Witzig finde ich, was ich auf Kordons Webseite über eines seiner Bücher gelesen habe:
Es geht um das Buch "Jinbal von den Inseln".

Zitat
Ein Märchen, das von Jinbal und ihrer Zivilcourage handelt, spannend und humorvoll erzählt, wie man es von Klaus Kordon kennt. Mit vielen großartigen und märchenhaften Bildtafeln von Peter Knorr, einem Meister seiner Zunft, dem es aufs Schönste gelingt, die Atmosphäre des Orients einzufangen.

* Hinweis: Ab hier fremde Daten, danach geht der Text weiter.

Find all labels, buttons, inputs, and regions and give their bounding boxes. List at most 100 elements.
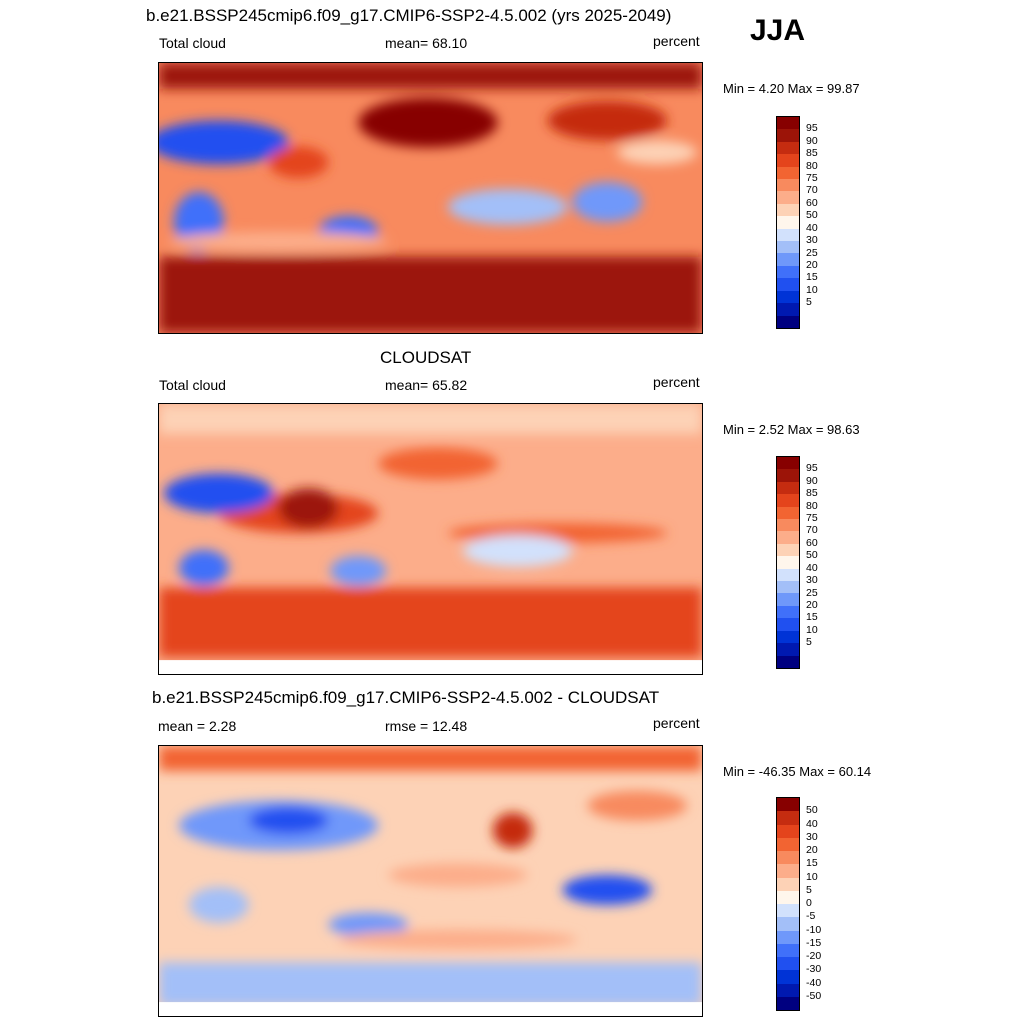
colorbar-tick-label: -50 [806, 989, 822, 1002]
colorbar-swatch [777, 265, 799, 279]
colorbar-tick-label: 25 [806, 586, 818, 599]
panel-1-map [158, 62, 703, 334]
colorbar-swatch [777, 216, 799, 229]
colorbar-swatch [777, 543, 799, 557]
colorbar-tick-label: 5 [806, 883, 812, 896]
panel-2-colorbar [776, 456, 800, 669]
colorbar-tick-label: -20 [806, 950, 822, 962]
colorbar-tick-label: 70 [806, 524, 818, 537]
colorbar-tick-label: 50 [806, 549, 818, 562]
colorbar-swatch [777, 494, 799, 507]
colorbar-tick-label: 50 [806, 209, 818, 222]
colorbar-swatch [777, 943, 799, 957]
colorbar-swatch [777, 179, 799, 192]
colorbar-swatch [777, 917, 799, 931]
colorbar-tick-label: 5 [806, 636, 812, 649]
colorbar-swatch [777, 117, 799, 130]
season-label: JJA [750, 14, 806, 47]
panel-1-mean-label: mean= 68.10 [385, 35, 468, 51]
colorbar-tick-label: -15 [806, 936, 822, 949]
colorbar-tick-label: 15 [806, 271, 818, 284]
colorbar-tick-label: 70 [806, 184, 818, 197]
colorbar-swatch [777, 568, 799, 582]
colorbar-tick-label: 85 [806, 487, 818, 500]
panel-2-units-label: percent [653, 374, 700, 390]
colorbar-swatch [777, 154, 799, 167]
colorbar-tick-label: -10 [806, 923, 822, 936]
colorbar-tick-label: 20 [806, 598, 818, 611]
colorbar-tick-label: 10 [806, 623, 818, 636]
colorbar-tick-label: 30 [806, 234, 818, 247]
colorbar-tick-label: 95 [806, 462, 818, 475]
panel-2-minmax: Min = 2.52 Max = 98.63 [723, 422, 860, 437]
colorbar-swatch [777, 278, 799, 291]
colorbar-swatch [777, 630, 799, 644]
panel-3-map [158, 745, 703, 1017]
colorbar-tick-label: 60 [806, 196, 818, 209]
colorbar-tick-label: 75 [806, 172, 818, 185]
colorbar-swatch [777, 531, 799, 544]
colorbar-tick-label: -40 [806, 976, 822, 989]
colorbar-swatch [777, 837, 799, 851]
colorbar-swatch [777, 996, 799, 1010]
colorbar-tick-label: 80 [806, 499, 818, 512]
panel-2-variable-label: Total cloud [159, 377, 226, 393]
colorbar-swatch [777, 203, 799, 217]
panel-1-title: b.e21.BSSP245cmip6.f09_g17.CMIP6-SSP2-4.… [146, 6, 672, 25]
colorbar-tick-label: 30 [806, 830, 818, 843]
colorbar-swatch [777, 166, 799, 180]
panel-2-map [158, 403, 703, 675]
colorbar-tick-label: 25 [806, 246, 818, 259]
colorbar-swatch [777, 877, 799, 891]
panel-3-title: b.e21.BSSP245cmip6.f09_g17.CMIP6-SSP2-4.… [152, 688, 660, 707]
colorbar-tick-label: 85 [806, 147, 818, 160]
colorbar-tick-label: -30 [806, 963, 822, 976]
colorbar-swatch [777, 303, 799, 316]
panel-1-minmax: Min = 4.20 Max = 99.87 [723, 81, 860, 96]
panel-3-colorbar-labels: 50 40 30 20 15 10 5 0 -5 -10 -15 -20 -30 -40 -50 [806, 797, 866, 1011]
colorbar-swatch [777, 506, 799, 520]
panel-3-colorbar [776, 797, 800, 1011]
colorbar-swatch [777, 315, 799, 328]
colorbar-swatch [777, 481, 799, 495]
panel-1-units-label: percent [653, 33, 700, 49]
colorbar-tick-label: 40 [806, 561, 818, 574]
colorbar-swatch [777, 519, 799, 532]
colorbar-swatch [777, 643, 799, 656]
colorbar-swatch [777, 581, 799, 594]
colorbar-swatch [777, 129, 799, 142]
colorbar-swatch [777, 864, 799, 878]
colorbar-swatch [777, 983, 799, 997]
colorbar-swatch [777, 851, 799, 865]
colorbar-swatch [777, 811, 799, 825]
colorbar-tick-label: -5 [806, 910, 816, 923]
colorbar-swatch [777, 228, 799, 242]
colorbar-swatch [777, 191, 799, 204]
colorbar-tick-label: 30 [806, 574, 818, 587]
panel-3-rmse-label: rmse = 12.48 [385, 718, 468, 734]
colorbar-swatch [777, 798, 799, 812]
colorbar-tick-label: 20 [806, 258, 818, 271]
colorbar-tick-label: 40 [806, 221, 818, 234]
panel-1-colorbar [776, 116, 800, 329]
colorbar-swatch [777, 605, 799, 619]
colorbar-tick-label: 90 [806, 474, 818, 487]
panel-2-colorbar-labels: 95 90 85 80 75 70 60 50 40 30 25 20 15 10 5 [806, 456, 866, 669]
panel-2-mean-label: mean= 65.82 [385, 377, 468, 393]
colorbar-swatch [777, 469, 799, 482]
colorbar-tick-label: 10 [806, 283, 818, 296]
colorbar-swatch [777, 593, 799, 606]
colorbar-tick-label: 15 [806, 857, 818, 870]
colorbar-swatch [777, 556, 799, 569]
colorbar-tick-label: 80 [806, 159, 818, 172]
colorbar-tick-label: 90 [806, 134, 818, 147]
colorbar-swatch [777, 618, 799, 631]
colorbar-swatch [777, 890, 799, 904]
colorbar-swatch [777, 970, 799, 984]
colorbar-tick-label: 95 [806, 122, 818, 135]
colorbar-tick-label: 40 [806, 817, 818, 830]
colorbar-swatch [777, 904, 799, 918]
panel-1-variable-label: Total cloud [159, 35, 226, 51]
colorbar-tick-label: 20 [806, 844, 818, 856]
colorbar-swatch [777, 457, 799, 470]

Eine märchenhafte Geschichte von einem klugen und mutigen Mädchen namens Jinbal

Dazu der Klappentext:
Zitat
Wer es schafft, die traurigen Inseln von ihrer Traurigkeit zu erlösen, dem hat der Kalif einhundert Goldstücke versprochen. Doch keiner der Fischer in der Hafenstadt will es wagen. Denn es heißt, ein riesiges Meerungeheuer bewache die Insel. Eines Tages jedoch setzt ein Mädchen die Segel - Jinbal, die von allen als Hinkepink verspottet wird, weil sie von Geburt an hinkt. Die Not treibt sie aufs Meer hinaus. Jinbal erreicht die traurigen Inseln und lernt dort Murat kennen. Bei ihm wird sie bleiben und mit ihm leben. Nur ein einziges Mal möchte sie noch zurück in die Hafenstadt. Doch inzwischen weiß sie, dass es Meeresungeheuer gar nicht gibt und dass die Inseln seit Jahrhunderten von den Kalifen ausgeplündert werden. Ihr Wissen bringt Jinbal in große Gefahr.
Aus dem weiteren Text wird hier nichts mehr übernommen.